A detailed analysis of the trypanosomatids' genome projects revealed the presence of genes predicted to encode fatty-acid desaturases of the methyl-end type (MED). After cloning and functional characterization of all identified genes, it can be concluded that Trypanosoma cruzi contains two MEDs with oleate desaturase (OD) activities whereas Leishmania major contains one OD and two active linoleate desaturases (LD). All characterized ODs are highly specific for oleate (18:1Δ9) as substrate, presenting a ν + 3 regioselectivity, although palmitoleate (16:1Δ9) can be desaturated as well, but to a lesser extent. L. major LD appears to use exclusively linoleate (18:2n-6), converting it into α-linolenate (18:3n-3). This strong specificity assures no further conversion of polyunsaturated fatty acids (PUFAs) of the n-6 series into the n-3 series, downstream in the PUFA biosynthesis pathway. This characterization completes the identification of all enzymes involved in PUFA biosynthesis in a parasitic protist. Differently from their Trypanosoma brucei orthologue, T. cruzi and L. major ODs were more active when expressed either, in the presence of trienoic fatty acids or at higher temperatures.
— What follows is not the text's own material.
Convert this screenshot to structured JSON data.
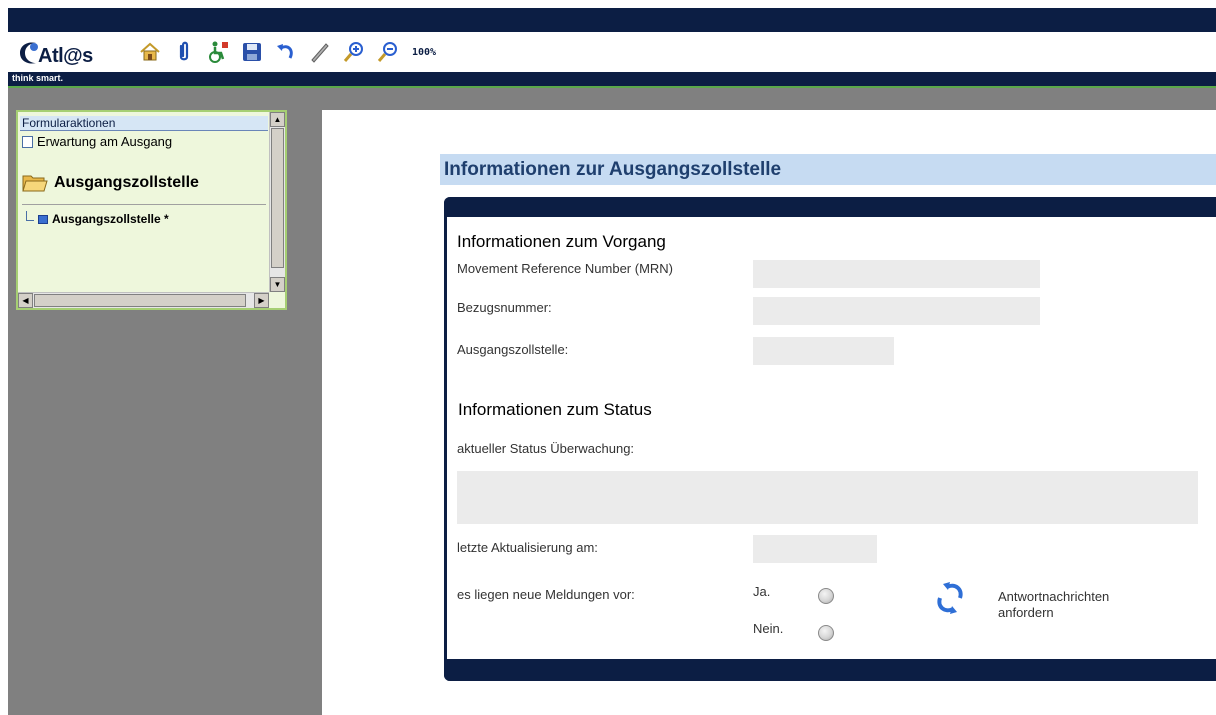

This could be evidence for a differential post-translational regulation of these enzymes as a result of direct sensing of environmentally dependent parameters such as membrane fluidity.
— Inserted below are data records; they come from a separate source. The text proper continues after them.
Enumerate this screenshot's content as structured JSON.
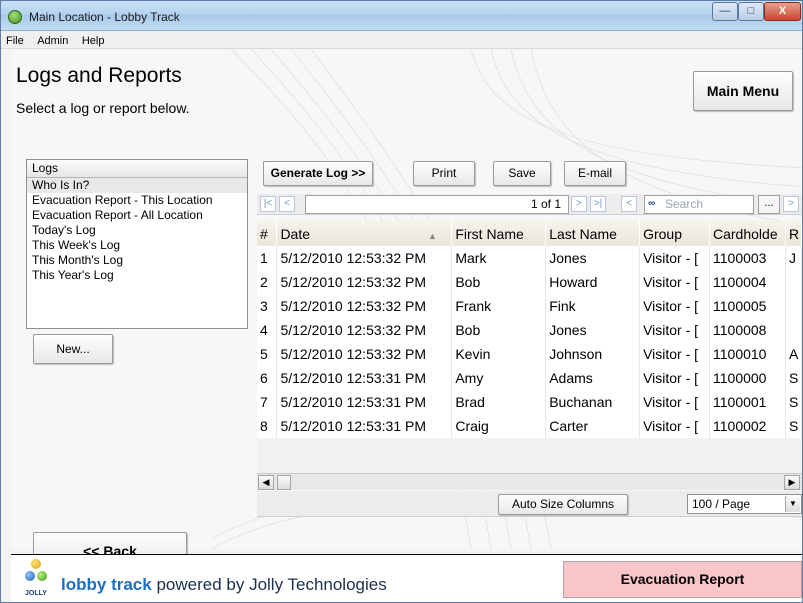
{
  "window": {
    "title": "Main Location - Lobby Track",
    "minimize_label": "—",
    "maximize_label": "□",
    "close_label": "X"
  },
  "menu": {
    "items": [
      "File",
      "Admin",
      "Help"
    ]
  },
  "header": {
    "title": "Logs and Reports",
    "subtitle": "Select a log or report below.",
    "main_menu_label": "Main Menu"
  },
  "logs": {
    "header": "Logs",
    "selected_index": 0,
    "items": [
      "Who Is In?",
      "Evacuation Report - This Location",
      "Evacuation Report - All Location",
      "Today's Log",
      "This Week's Log",
      "This Month's Log",
      "This Year's Log"
    ],
    "new_label": "New..."
  },
  "toolbar": {
    "generate_label": "Generate Log >>",
    "print_label": "Print",
    "save_label": "Save",
    "email_label": "E-mail"
  },
  "navigation": {
    "page_info": "1 of 1",
    "search_placeholder": "Search",
    "more_label": "..."
  },
  "grid": {
    "columns": [
      "#",
      "Date",
      "First Name",
      "Last Name",
      "Group",
      "Cardholde",
      "R"
    ],
    "sorted_column": "Date",
    "rows": [
      {
        "num": "1",
        "date": "5/12/2010 12:53:32 PM",
        "first": "Mark",
        "last": "Jones",
        "group": "Visitor - [",
        "card": "1100003",
        "r": "J"
      },
      {
        "num": "2",
        "date": "5/12/2010 12:53:32 PM",
        "first": "Bob",
        "last": "Howard",
        "group": "Visitor - [",
        "card": "1100004",
        "r": ""
      },
      {
        "num": "3",
        "date": "5/12/2010 12:53:32 PM",
        "first": "Frank",
        "last": "Fink",
        "group": "Visitor - [",
        "card": "1100005",
        "r": ""
      },
      {
        "num": "4",
        "date": "5/12/2010 12:53:32 PM",
        "first": "Bob",
        "last": "Jones",
        "group": "Visitor - [",
        "card": "1100008",
        "r": ""
      },
      {
        "num": "5",
        "date": "5/12/2010 12:53:32 PM",
        "first": "Kevin",
        "last": "Johnson",
        "group": "Visitor - [",
        "card": "1100010",
        "r": "A"
      },
      {
        "num": "6",
        "date": "5/12/2010 12:53:31 PM",
        "first": "Amy",
        "last": "Adams",
        "group": "Visitor - [",
        "card": "1100000",
        "r": "S"
      },
      {
        "num": "7",
        "date": "5/12/2010 12:53:31 PM",
        "first": "Brad",
        "last": "Buchanan",
        "group": "Visitor - [",
        "card": "1100001",
        "r": "S"
      },
      {
        "num": "8",
        "date": "5/12/2010 12:53:31 PM",
        "first": "Craig",
        "last": "Carter",
        "group": "Visitor - [",
        "card": "1100002",
        "r": "S"
      }
    ],
    "auto_size_label": "Auto Size Columns",
    "per_page_value": "100 / Page"
  },
  "back_label": "<< Back",
  "footer": {
    "logo_jolly": "JOLLY",
    "logo_lobby": "lobby",
    "logo_track": "track",
    "logo_rest": "powered by Jolly Technologies",
    "evacuation_label": "Evacuation Report"
  },
  "colors": {
    "accent": "#1d6fc2",
    "evacuation_bg": "#f9c5c8",
    "title_bar": "#b5d3ef"
  }
}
Highly specific linoleate desaturase allows Leishmania major to synthesize both n-6 and n-3 polyunsaturated fatty acids without further interconversion of them downstream in the pathway.64Research highlights▶ Trypanosomatids contain highly specific oleate desaturases. ▶ Leishmania linoleate desaturase specifically converts linoleate into α-linolenate. ▶ LD does not desaturate other n-6 fatty acids into n-3 ones. ▶ LD is the major responsible establishing the final n-6/n-3 fatty acids ratio.